Earlier this month, police shot a three-year-old boy in the head, after mistaking his mum's car for a getaway vehicle.

Viewed in that context, it is less surprising that Padilha's indictment of Brazilian society was interpreted by some as a manifesto for repression. A poll by Veja magazine found that 53 per cent considered Captain Nascimento a hero, and 82 per cent thought that drug-dealers tortured by police get what they deserve.

"When I watched the movie, I thought: 'F**k it, Nascimento is dangerous,'" Moura says. "We are so f**ked up that lots of people think he can save us, because we live in a place where there is no security. I understand why he is seen as a hero."

Despite its radically different aesthetic, Elite Squad is a companion piece to Padilha's previous film, a documentary called Bus 174, which showed how poverty and institutional brutality turns small time thieves into violent criminals. It is no coincidence that the central character in Elite Squad is called Nascimento, the same last name as the subject of Bus 174, Sandro do Nascimento, who held a bus full of passengers hostage, live on television, and was later killed by police.

Elite Squad has great fun with the organisation's Kafka-esque absurdities, showing policemen moving bodies from one district to another to massage crime statistics. "The institution is so corrupt and the knowledge of this is so widespread that it's ridiculous to even try to argue with the movie," Padilha says. "That's why regular cops didn't sue us."

The film's other, more controversial target is Rio's privileged youth, specifically casual drug users who don't stop to consider the lethal chain of supply. Students at Padilha's former university are portrayed as self-satisfied playboys, oblivious to the consequences of their actions until they are made aware of them in the most horrific way imaginable.

At times, the director's voice can be heard in Nascimento's narration. Adopting his righteous enforcer's point of view enables him to shove complacent middle-class faces into a dead teenager's chest, ripped open by a police bullet, screaming: "You're the one who killed him, you faggot."

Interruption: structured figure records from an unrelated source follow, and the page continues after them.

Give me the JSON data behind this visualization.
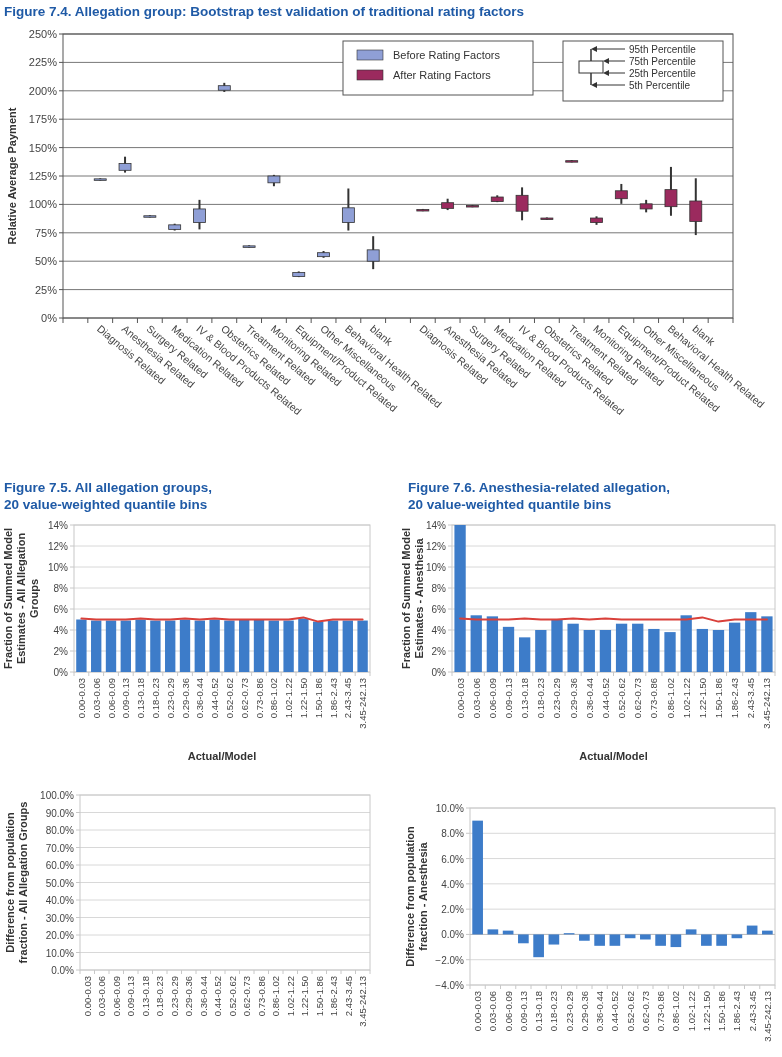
{
  "chart_data": [
    {
      "type": "box",
      "title": "Figure 7.4.  Allegation group: Bootstrap test validation of traditional rating factors",
      "ylabel": "Relative Average Payment",
      "categories": [
        null,
        "Diagnosis Related",
        "Anesthesia Related",
        "Surgery Related",
        "Medication Related",
        "IV & Blood Products Related",
        "Obstetrics Related",
        "Treatment Related",
        "Monitoring Related",
        "Equipment/Product Related",
        "Other Miscellaneous",
        "Behavioral Health Related",
        "blank",
        null,
        "Diagnosis Related",
        "Anesthesia Related",
        "Surgery Related",
        "Medication Related",
        "IV & Blood Products Related",
        "Obstetrics Related",
        "Treatment Related",
        "Monitoring Related",
        "Equipment/Product Related",
        "Other Miscellaneous",
        "Behavioral Health Related",
        "blank",
        null
      ],
      "series": [
        {
          "name": "Before Rating Factors",
          "color": "#8f9fd6",
          "boxes": [
            null,
            {
              "low": 121,
              "q1": 121.5,
              "q3": 122.5,
              "high": 123
            },
            {
              "low": 128,
              "q1": 130,
              "q3": 136,
              "high": 142
            },
            {
              "low": 88.5,
              "q1": 89,
              "q3": 90,
              "high": 90.5
            },
            {
              "low": 77,
              "q1": 78,
              "q3": 82,
              "high": 83
            },
            {
              "low": 78,
              "q1": 84,
              "q3": 96,
              "high": 104
            },
            {
              "low": 199,
              "q1": 200.5,
              "q3": 204.5,
              "high": 207
            },
            {
              "low": 62,
              "q1": 62.5,
              "q3": 63.5,
              "high": 64
            },
            {
              "low": 116,
              "q1": 119,
              "q3": 125,
              "high": 126
            },
            {
              "low": 36,
              "q1": 36.5,
              "q3": 40,
              "high": 41
            },
            {
              "low": 53,
              "q1": 54,
              "q3": 57.5,
              "high": 59
            },
            {
              "low": 77,
              "q1": 84,
              "q3": 97,
              "high": 114
            },
            {
              "low": 43,
              "q1": 50,
              "q3": 60,
              "high": 72
            },
            null,
            null,
            null,
            null,
            null,
            null,
            null,
            null,
            null,
            null,
            null,
            null,
            null,
            null
          ]
        },
        {
          "name": "After Rating Factors",
          "color": "#9b2a5e",
          "boxes": [
            null,
            null,
            null,
            null,
            null,
            null,
            null,
            null,
            null,
            null,
            null,
            null,
            null,
            null,
            {
              "low": 94,
              "q1": 94.5,
              "q3": 95.5,
              "high": 96
            },
            {
              "low": 95,
              "q1": 96.5,
              "q3": 101.5,
              "high": 105
            },
            {
              "low": 97.5,
              "q1": 98,
              "q3": 99,
              "high": 99.5
            },
            {
              "low": 102,
              "q1": 102.5,
              "q3": 106.5,
              "high": 108
            },
            {
              "low": 86,
              "q1": 94,
              "q3": 108,
              "high": 115
            },
            {
              "low": 86.5,
              "q1": 87,
              "q3": 88,
              "high": 88.5
            },
            {
              "low": 137,
              "q1": 137.5,
              "q3": 138.5,
              "high": 139
            },
            {
              "low": 82,
              "q1": 84,
              "q3": 88,
              "high": 89.5
            },
            {
              "low": 100.5,
              "q1": 105,
              "q3": 112,
              "high": 118
            },
            {
              "low": 93,
              "q1": 96,
              "q3": 100.5,
              "high": 104
            },
            {
              "low": 90,
              "q1": 98,
              "q3": 113,
              "high": 133
            },
            {
              "low": 73,
              "q1": 85,
              "q3": 103,
              "high": 123
            },
            null
          ]
        }
      ],
      "ylim": [
        0,
        250
      ],
      "yticks": [
        {
          "value": 0,
          "label": "0%"
        },
        {
          "value": 25,
          "label": "25%"
        },
        {
          "value": 50,
          "label": "50%"
        },
        {
          "value": 75,
          "label": "75%"
        },
        {
          "value": 100,
          "label": "100%"
        },
        {
          "value": 125,
          "label": "125%"
        },
        {
          "value": 150,
          "label": "150%"
        },
        {
          "value": 175,
          "label": "175%"
        },
        {
          "value": 200,
          "label": "200%"
        },
        {
          "value": 225,
          "label": "225%"
        },
        {
          "value": 250,
          "label": "250%"
        }
      ],
      "grid": "y",
      "legend": "top right",
      "annotations": [
        "95th Percentile",
        "75th Percentile",
        "25th Percentile",
        "5th Percentile"
      ]
    },
    {
      "type": "bar",
      "title": "Figure 7.5.  All allegation groups, 20 value-weighted quantile bins",
      "ylabel": "Fraction of Summed Model Estimates - All Allegation Groups",
      "xlabel": "Actual/Model",
      "categories": [
        "0.00-0.03",
        "0.03-0.06",
        "0.06-0.09",
        "0.09-0.13",
        "0.13-0.18",
        "0.18-0.23",
        "0.23-0.29",
        "0.29-0.36",
        "0.36-0.44",
        "0.44-0.52",
        "0.52-0.62",
        "0.62-0.73",
        "0.73-0.86",
        "0.86-1.02",
        "1.02-1.22",
        "1.22-1.50",
        "1.50-1.86",
        "1.86-2.43",
        "2.43-3.45",
        "3.45-242.13"
      ],
      "series": [
        {
          "type": "bar",
          "color": "#3d7cc9",
          "values": [
            5.0,
            4.9,
            4.9,
            4.9,
            5.0,
            4.9,
            4.9,
            5.0,
            4.9,
            5.0,
            4.9,
            5.0,
            5.0,
            4.9,
            4.9,
            5.1,
            4.8,
            4.9,
            4.9,
            4.9
          ]
        },
        {
          "type": "line",
          "color": "#d9403a",
          "values": [
            5.1,
            5.0,
            5.0,
            5.0,
            5.1,
            5.0,
            5.0,
            5.1,
            5.0,
            5.1,
            5.0,
            5.0,
            5.0,
            5.0,
            5.0,
            5.2,
            4.8,
            5.0,
            5.0,
            5.0
          ]
        }
      ],
      "ylim": [
        0,
        14
      ],
      "yticks": [
        {
          "value": 0,
          "label": "0%"
        },
        {
          "value": 2,
          "label": "2%"
        },
        {
          "value": 4,
          "label": "4%"
        },
        {
          "value": 6,
          "label": "6%"
        },
        {
          "value": 8,
          "label": "8%"
        },
        {
          "value": 10,
          "label": "10%"
        },
        {
          "value": 12,
          "label": "12%"
        },
        {
          "value": 14,
          "label": "14%"
        }
      ],
      "grid": "y"
    },
    {
      "type": "bar",
      "title": "Figure 7.6.  Anesthesia-related allegation, 20 value-weighted quantile bins",
      "ylabel": "Fraction of Summed Model Estimates - Anesthesia",
      "xlabel": "Actual/Model",
      "categories": [
        "0.00-0.03",
        "0.03-0.06",
        "0.06-0.09",
        "0.09-0.13",
        "0.13-0.18",
        "0.18-0.23",
        "0.23-0.29",
        "0.29-0.36",
        "0.36-0.44",
        "0.44-0.52",
        "0.52-0.62",
        "0.62-0.73",
        "0.73-0.86",
        "0.86-1.02",
        "1.02-1.22",
        "1.22-1.50",
        "1.50-1.86",
        "1.86-2.43",
        "2.43-3.45",
        "3.45-242.13"
      ],
      "series": [
        {
          "type": "bar",
          "color": "#3d7cc9",
          "values": [
            14.0,
            5.4,
            5.3,
            4.3,
            3.3,
            4.0,
            5.0,
            4.6,
            4.0,
            4.0,
            4.6,
            4.6,
            4.1,
            3.8,
            5.4,
            4.1,
            4.0,
            4.7,
            5.7,
            5.3
          ]
        },
        {
          "type": "line",
          "color": "#d9403a",
          "values": [
            5.1,
            5.0,
            5.0,
            5.0,
            5.1,
            5.0,
            5.0,
            5.1,
            5.0,
            5.1,
            5.0,
            5.0,
            5.0,
            5.0,
            5.0,
            5.2,
            4.8,
            5.0,
            5.0,
            5.0
          ]
        }
      ],
      "ylim": [
        0,
        14
      ],
      "yticks": [
        {
          "value": 0,
          "label": "0%"
        },
        {
          "value": 2,
          "label": "2%"
        },
        {
          "value": 4,
          "label": "4%"
        },
        {
          "value": 6,
          "label": "6%"
        },
        {
          "value": 8,
          "label": "8%"
        },
        {
          "value": 10,
          "label": "10%"
        },
        {
          "value": 12,
          "label": "12%"
        },
        {
          "value": 14,
          "label": "14%"
        }
      ],
      "grid": "y"
    },
    {
      "type": "bar",
      "ylabel": "Difference from population fraction - All Allegation Groups",
      "categories": [
        "0.00-0.03",
        "0.03-0.06",
        "0.06-0.09",
        "0.09-0.13",
        "0.13-0.18",
        "0.18-0.23",
        "0.23-0.29",
        "0.29-0.36",
        "0.36-0.44",
        "0.44-0.52",
        "0.52-0.62",
        "0.62-0.73",
        "0.73-0.86",
        "0.86-1.02",
        "1.02-1.22",
        "1.22-1.50",
        "1.50-1.86",
        "1.86-2.43",
        "2.43-3.45",
        "3.45-242.13"
      ],
      "series": [
        {
          "type": "bar",
          "values": [
            null,
            null,
            null,
            null,
            null,
            null,
            null,
            null,
            null,
            null,
            null,
            null,
            null,
            null,
            null,
            null,
            null,
            null,
            null,
            null
          ]
        }
      ],
      "ylim": [
        0,
        100
      ],
      "yticks": [
        {
          "value": 0,
          "label": "0.0%"
        },
        {
          "value": 10,
          "label": "10.0%"
        },
        {
          "value": 20,
          "label": "20.0%"
        },
        {
          "value": 30,
          "label": "30.0%"
        },
        {
          "value": 40,
          "label": "40.0%"
        },
        {
          "value": 50,
          "label": "50.0%"
        },
        {
          "value": 60,
          "label": "60.0%"
        },
        {
          "value": 70,
          "label": "70.0%"
        },
        {
          "value": 80,
          "label": "80.0%"
        },
        {
          "value": 90,
          "label": "90.0%"
        },
        {
          "value": 100,
          "label": "100.0%"
        }
      ],
      "grid": "y"
    },
    {
      "type": "bar",
      "ylabel": "Difference from population fraction - Anesthesia",
      "categories": [
        "0.00-0.03",
        "0.03-0.06",
        "0.06-0.09",
        "0.09-0.13",
        "0.13-0.18",
        "0.18-0.23",
        "0.23-0.29",
        "0.29-0.36",
        "0.36-0.44",
        "0.44-0.52",
        "0.52-0.62",
        "0.62-0.73",
        "0.73-0.86",
        "0.86-1.02",
        "1.02-1.22",
        "1.22-1.50",
        "1.50-1.86",
        "1.86-2.43",
        "2.43-3.45",
        "3.45-242.13"
      ],
      "series": [
        {
          "type": "bar",
          "color": "#3d7cc9",
          "values": [
            9.0,
            0.4,
            0.3,
            -0.7,
            -1.8,
            -0.8,
            0.1,
            -0.5,
            -0.9,
            -0.9,
            -0.3,
            -0.4,
            -0.9,
            -1.0,
            0.4,
            -0.9,
            -0.9,
            -0.3,
            0.7,
            0.3
          ]
        }
      ],
      "ylim": [
        -4,
        10
      ],
      "yticks": [
        {
          "value": -4,
          "label": "−4.0%"
        },
        {
          "value": -2,
          "label": "−2.0%"
        },
        {
          "value": 0,
          "label": "0.0%"
        },
        {
          "value": 2,
          "label": "2.0%"
        },
        {
          "value": 4,
          "label": "4.0%"
        },
        {
          "value": 6,
          "label": "6.0%"
        },
        {
          "value": 8,
          "label": "8.0%"
        },
        {
          "value": 10,
          "label": "10.0%"
        }
      ],
      "grid": "y"
    }
  ]
}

"The problem is that a lot of intellectuals and critics smoke a little joint before writing their review," Padilha says. "So a guy like this has to look at the movie and deal with his own hypocrisy, but some people couldn't do that. Labelling the movie fascist is a way to dismiss it."

Although Elite Squad has been discussed in Brazil's congress, it is unlikely to change anything, because of the self-preserving logic of the system it describes.

Under the constitution, politicians are immune from criminal prosecution while they are in office. The current president, Lula da Silva, heads an administration riddled with scandal, but while the economy is strong, Brazilians shrug and support him. Even Bope has become tainted, just as it is being lionised by sections of the press. "What's happened is people have become accustomed to the violence," says Menezes. "They are so used to failures of the justice system, the lack of punishment for the rich, that it's socially acceptable to commit crimes. They demand less corruption, but they also want to drink, drive home and then bribe the policeman that stops them to forget about it."